第41話
第四十一話:私の記憶 三十五
二〇一四年四月から私は港町にある高校に勤めることが決まっていた。港町高校は盆地高校に比べると校舎が綺麗だったが、私が感じた第一印象は熱い先生が少ないというものであった。私は担任となった。今とは違って皆マスクをしていなかったので、すぐに顔と名前を一致させることが出来た。学級通信は毎日出した。夏休み明けまでに百号は超えていたはずである。多い日には朝と昼と放課後の三回、作った学級通信を渡した。部活で出張がある時も、代わりにクラスに行ってくれる先生に学級通信を渡して配布してくれるように頼んだ。今考えると頑張り過ぎていたのだと自分でも思う。

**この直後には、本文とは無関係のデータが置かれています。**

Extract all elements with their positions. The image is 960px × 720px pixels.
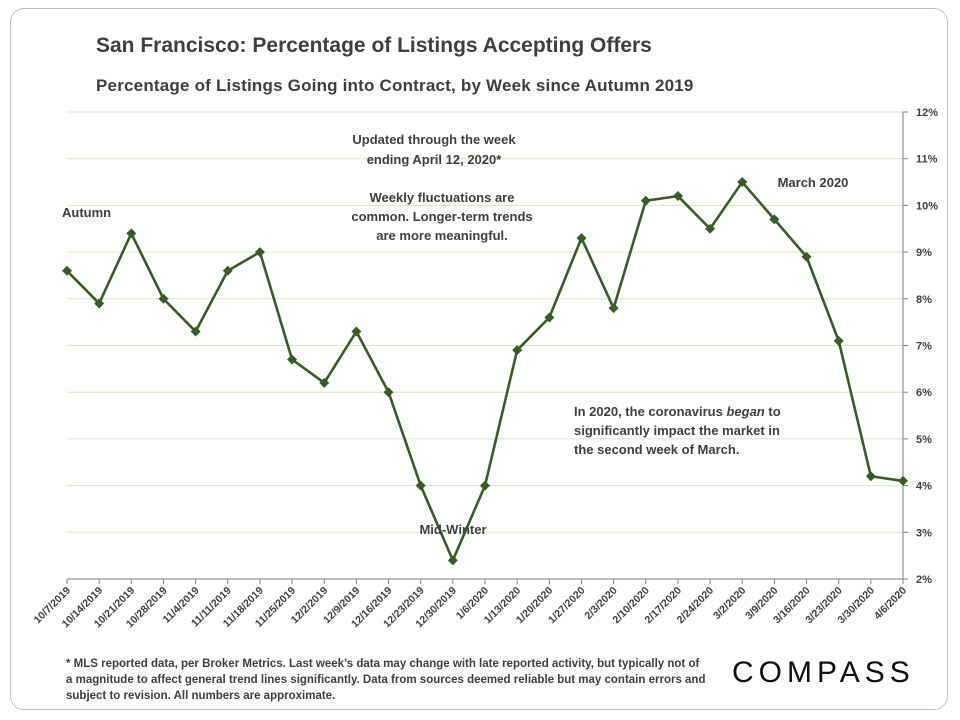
data-point bbox=[447, 555, 458, 566]
annotation-autumn: Autumn bbox=[62, 205, 111, 220]
compass-logo: COMPASS bbox=[732, 656, 915, 690]
data-point bbox=[544, 312, 555, 323]
data-point bbox=[640, 195, 651, 206]
chart-subtitle: Percentage of Listings Going into Contra… bbox=[96, 76, 694, 95]
data-point bbox=[383, 387, 394, 398]
y-tick-label: 7% bbox=[916, 341, 932, 353]
x-tick-label: 4/6/2020 bbox=[872, 585, 909, 622]
data-point bbox=[480, 480, 490, 491]
data-point bbox=[94, 298, 105, 309]
line-chart: 2%3%4%5%6%7%8%9%10%11%12%10/7/201910/14/… bbox=[32, 107, 939, 630]
y-tick-label: 11% bbox=[916, 154, 938, 166]
y-tick-label: 6% bbox=[916, 387, 932, 399]
data-point bbox=[576, 233, 587, 244]
y-tick-label: 8% bbox=[916, 294, 932, 306]
data-point bbox=[62, 265, 72, 276]
data-point bbox=[608, 303, 619, 314]
slide-frame bbox=[10, 8, 948, 710]
y-tick-label: 12% bbox=[916, 107, 938, 119]
data-point bbox=[865, 471, 876, 482]
annotation-mid-winter: Mid-Winter bbox=[419, 522, 486, 537]
data-point bbox=[351, 326, 362, 337]
x-tick-label: 3/2/2020 bbox=[711, 585, 748, 622]
footnote: * MLS reported data, per Broker Metrics.… bbox=[66, 658, 706, 702]
data-point bbox=[769, 214, 780, 225]
data-point bbox=[737, 177, 748, 188]
annotation-fluctuations: Weekly fluctuations are common. Longer-te… bbox=[351, 190, 532, 243]
data-point bbox=[415, 480, 426, 491]
data-point bbox=[833, 335, 844, 346]
data-point bbox=[801, 251, 812, 262]
annotation-coronavirus: In 2020, the coronavirus began to signifi… bbox=[574, 404, 781, 457]
annotation-updated: Updated through the week ending April 12,… bbox=[352, 132, 516, 167]
y-tick-label: 5% bbox=[916, 434, 932, 446]
y-tick-label: 2% bbox=[916, 574, 932, 586]
data-point bbox=[158, 293, 169, 304]
data-point bbox=[319, 377, 330, 388]
data-point bbox=[512, 345, 523, 356]
y-tick-label: 3% bbox=[916, 527, 932, 539]
y-tick-label: 4% bbox=[916, 481, 932, 493]
data-point bbox=[898, 475, 908, 486]
data-point bbox=[222, 265, 233, 276]
chart-title: San Francisco: Percentage of Listings Ac… bbox=[96, 34, 652, 57]
y-tick-label: 9% bbox=[916, 247, 932, 259]
data-point bbox=[705, 223, 716, 234]
data-point bbox=[254, 247, 265, 258]
logo-text: COMPASS bbox=[732, 656, 915, 689]
y-tick-label: 10% bbox=[916, 200, 938, 212]
annotation-march-2020: March 2020 bbox=[778, 175, 849, 190]
data-point bbox=[287, 354, 298, 365]
data-point bbox=[672, 191, 683, 202]
data-point bbox=[190, 326, 201, 337]
data-point bbox=[126, 228, 137, 239]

夏が終わりかけた頃、私はベッドから起き上がれなくなってしまった。気持ちがひどく落ち込み、やる気がおきない。原因は連日かかってくる電話だ。モンスターペアレントは私を担任から外して欲しいと学年主任、そして、教頭にまで電話をしてきたのである。学年主任と教頭は、気にすることはないと軽くあしらっていたが、私としては看過できることではなかった。なぜ、私がその親からこんなに言われなければならないのか、理解不能であった。私は港町高校に赴任したばかりであったが、この高校を変えてやろうと意気込んでいた。だから誰よりも多く学級通信を作ったし、誰よりも生徒とコミュニケーションを取っていた。そんな最中の出来事であった。
私は燃え尽き症候群なのかもしれない。そう考えて心療内科に行くべきだと判断した。そして、市内の病院へ電話をしたところ、一ヶ月先にならないと予約が取れないという。他の病院にも電話をしたが、同じような待ち期間であった。最後の一つの病院に電話したところ、二週間後なら予約が可能だったので、迷わずに決めることが出来た。診察の初日、担当の金田先生はにこやかに私の話を聞いてくれた。私の言葉を全て受け入れてくれた。そして診断名は抑うつ状態とされた。診断書を書いてもらい、薬も処方してもらい、三ヶ月様子を見ましょうということになった。学校は当然休むことになった。三ヶ月が経過する頃になってもまだ、気持ちの落ち込みは改善されなかったので、もう三ヶ月休むことになった。
新しい年が始まる前の三月に私は復帰した。そして、次年度の職務分担表が発表された。再び担任。やるしかなかった。